Con estos sentimientos de
agradecimiento por cuanto la Iglesia ha recibido y de responsabilidad por la
tarea que nos espera, atravesaremos la Puerta Santa, en la plena confianza de
sabernos acompañados por la fuerza del Señor Resucitado que continua
sosteniendo nuestra peregrinación. El Espíritu Santo que conduce los pasos de
los creyentes para que cooperen en la obra de salvación realizada por Cristo,
sea guía y apoyo del Pueblo de Dios para ayudarlo a contemplar el rostro de la
misericordia[4].
5. El Año jubilar se concluirá en la solemnidad litúrgica de Jesucristo
Rey del Universo, el 20 de noviembre de 2016. En ese día, cerrando la Puerta
Santa, tendremos ante todo sentimientos de gratitud y de reconocimiento hacia
la Santísima Trinidad por habernos concedido un tiempo extraordinario de
gracia. Encomendaremos la vida de la Iglesia, la humanidad entera y el inmenso
cosmos a la Señoría de Cristo, esperando que difunda su misericordia como el rocío
de la mañana para una fecunda historia, todavía por construir con el compromiso
de todos en el próximo futuro. ¡Cómo deseo que los años por venir estén
impregnados de misericordia para poder ir al encuentro de cada persona llevando
la bondad y la ternura de Dios! A todos, creyentes y lejanos, pueda llegar el
bálsamo de la misericordia como signo del Reino de Dios que está ya presente en
medio de nosotros.
6. «Es propio de Dios usar misericordia y
especialmente en esto se manifiesta su omnipotencia» [5]. Las
palabras de santo Tomás de Aquino muestran cuánto la misericordia divina no sea
en absoluto un signo de debilidad, sino más bien la cualidad de la omnipotencia
de Dios. Es por esto que la liturgia, en una de las colectas más antiguas,
invita a orar diciendo: «Oh Dios que
revelas tu omnipotencia sobre todo en la misericordia y el perdón» [6] Dios será siempre para la humanidad
como Aquel que está presente, cercano, providente, santo y misericordioso.

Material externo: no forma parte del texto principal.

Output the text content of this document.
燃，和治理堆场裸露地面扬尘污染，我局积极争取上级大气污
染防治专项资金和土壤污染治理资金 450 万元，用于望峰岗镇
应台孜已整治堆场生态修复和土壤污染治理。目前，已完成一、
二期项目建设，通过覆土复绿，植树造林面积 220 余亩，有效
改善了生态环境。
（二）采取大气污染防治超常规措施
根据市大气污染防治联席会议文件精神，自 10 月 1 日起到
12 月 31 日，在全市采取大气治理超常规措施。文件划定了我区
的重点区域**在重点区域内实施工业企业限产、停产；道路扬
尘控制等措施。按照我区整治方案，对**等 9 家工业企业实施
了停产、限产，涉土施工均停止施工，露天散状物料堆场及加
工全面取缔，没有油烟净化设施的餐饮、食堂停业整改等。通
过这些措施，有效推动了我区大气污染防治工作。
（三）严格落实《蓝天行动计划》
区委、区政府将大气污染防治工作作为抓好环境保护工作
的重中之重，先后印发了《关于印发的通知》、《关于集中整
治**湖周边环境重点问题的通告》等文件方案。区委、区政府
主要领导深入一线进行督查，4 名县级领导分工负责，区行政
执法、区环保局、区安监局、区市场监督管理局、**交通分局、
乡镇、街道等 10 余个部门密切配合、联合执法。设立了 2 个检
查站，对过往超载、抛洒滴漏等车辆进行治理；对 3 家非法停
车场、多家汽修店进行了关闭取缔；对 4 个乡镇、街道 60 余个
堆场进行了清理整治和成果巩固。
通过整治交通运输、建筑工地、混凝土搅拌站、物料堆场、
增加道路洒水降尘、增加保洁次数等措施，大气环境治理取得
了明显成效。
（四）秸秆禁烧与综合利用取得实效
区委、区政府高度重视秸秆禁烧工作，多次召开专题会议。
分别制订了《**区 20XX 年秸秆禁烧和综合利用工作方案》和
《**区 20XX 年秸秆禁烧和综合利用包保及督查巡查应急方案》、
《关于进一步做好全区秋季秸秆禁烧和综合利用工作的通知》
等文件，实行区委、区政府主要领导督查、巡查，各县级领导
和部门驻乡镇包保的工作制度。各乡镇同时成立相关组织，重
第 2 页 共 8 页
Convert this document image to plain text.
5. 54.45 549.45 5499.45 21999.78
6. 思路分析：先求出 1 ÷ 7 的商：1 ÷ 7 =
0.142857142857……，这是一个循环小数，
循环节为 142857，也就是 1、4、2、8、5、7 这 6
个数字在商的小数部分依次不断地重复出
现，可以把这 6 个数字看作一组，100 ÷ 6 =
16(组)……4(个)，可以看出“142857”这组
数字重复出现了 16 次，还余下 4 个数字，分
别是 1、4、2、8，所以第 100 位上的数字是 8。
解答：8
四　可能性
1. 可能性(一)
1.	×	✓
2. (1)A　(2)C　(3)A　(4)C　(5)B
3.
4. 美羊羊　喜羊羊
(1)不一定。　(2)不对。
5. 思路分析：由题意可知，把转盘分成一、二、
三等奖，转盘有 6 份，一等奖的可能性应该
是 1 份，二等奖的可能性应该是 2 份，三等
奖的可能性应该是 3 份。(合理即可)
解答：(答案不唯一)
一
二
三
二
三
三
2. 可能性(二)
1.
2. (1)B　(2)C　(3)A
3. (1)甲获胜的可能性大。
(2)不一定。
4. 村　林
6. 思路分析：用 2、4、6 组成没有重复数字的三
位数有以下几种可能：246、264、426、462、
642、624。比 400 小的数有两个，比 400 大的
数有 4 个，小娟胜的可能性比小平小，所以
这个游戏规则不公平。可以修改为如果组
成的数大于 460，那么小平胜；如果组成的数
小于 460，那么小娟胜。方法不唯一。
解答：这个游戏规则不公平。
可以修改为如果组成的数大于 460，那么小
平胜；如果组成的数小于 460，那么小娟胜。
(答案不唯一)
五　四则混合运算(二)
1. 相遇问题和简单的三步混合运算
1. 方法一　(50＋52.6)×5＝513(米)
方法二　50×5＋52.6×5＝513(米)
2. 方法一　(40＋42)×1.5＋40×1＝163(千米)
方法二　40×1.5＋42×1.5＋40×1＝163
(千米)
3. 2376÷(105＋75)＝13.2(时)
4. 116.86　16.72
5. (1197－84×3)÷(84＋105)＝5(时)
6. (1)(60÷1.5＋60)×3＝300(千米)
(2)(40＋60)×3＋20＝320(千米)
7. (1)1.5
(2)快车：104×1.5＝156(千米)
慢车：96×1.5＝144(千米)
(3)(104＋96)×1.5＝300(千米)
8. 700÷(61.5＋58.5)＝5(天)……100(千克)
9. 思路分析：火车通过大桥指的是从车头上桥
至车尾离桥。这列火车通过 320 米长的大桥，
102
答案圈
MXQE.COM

“Paciente y misericordioso” es el
binomio que a menudo aparece en el Antiguo Testamento para describir la
naturaleza de Dios. Su ser misericordioso se constata concretamente en tantas
acciones de la historia de la salvación donde su bondad prevalece por encima
del castigo y la destrucción. Los Salmos, en modo particular, destacan esta grandeza
del proceder divino: «Él perdona todas
tus culpas, y cura todas tus dolencias; rescata tu vida del sepulcro, te corona
de gracia y de misericordia» (103,3-4). De una manera aún más explícita,
otro Salmo testimonia los signos concretos de su misericordia: «Él Señor libera a los cautivos, abre los
ojos de los ciegos y levanta al caído; el Señor protege a los extranjeros y
sustenta al huérfano y a la viuda; el Señor ama a los justos y entorpece el
camino de los malvados» (146,7-9). Por último, he aquí otras expresiones
del salmista: «El Señor sana los
corazones afligidos y les venda sus heridas […] El Señor sostiene a los
humildes y humilla a los malvados hasta el polvo» (147,3.6). Así pues, la
misericordia de Dios no es una idea abstracta, sino una realidad concreta con
la cual Él revela su amor, que es como el de un padre o una madre que se
conmueven en lo más profundo de sus entrañas por el propio hijo. Vale decir que
se trata realmente de un amor “visceral”.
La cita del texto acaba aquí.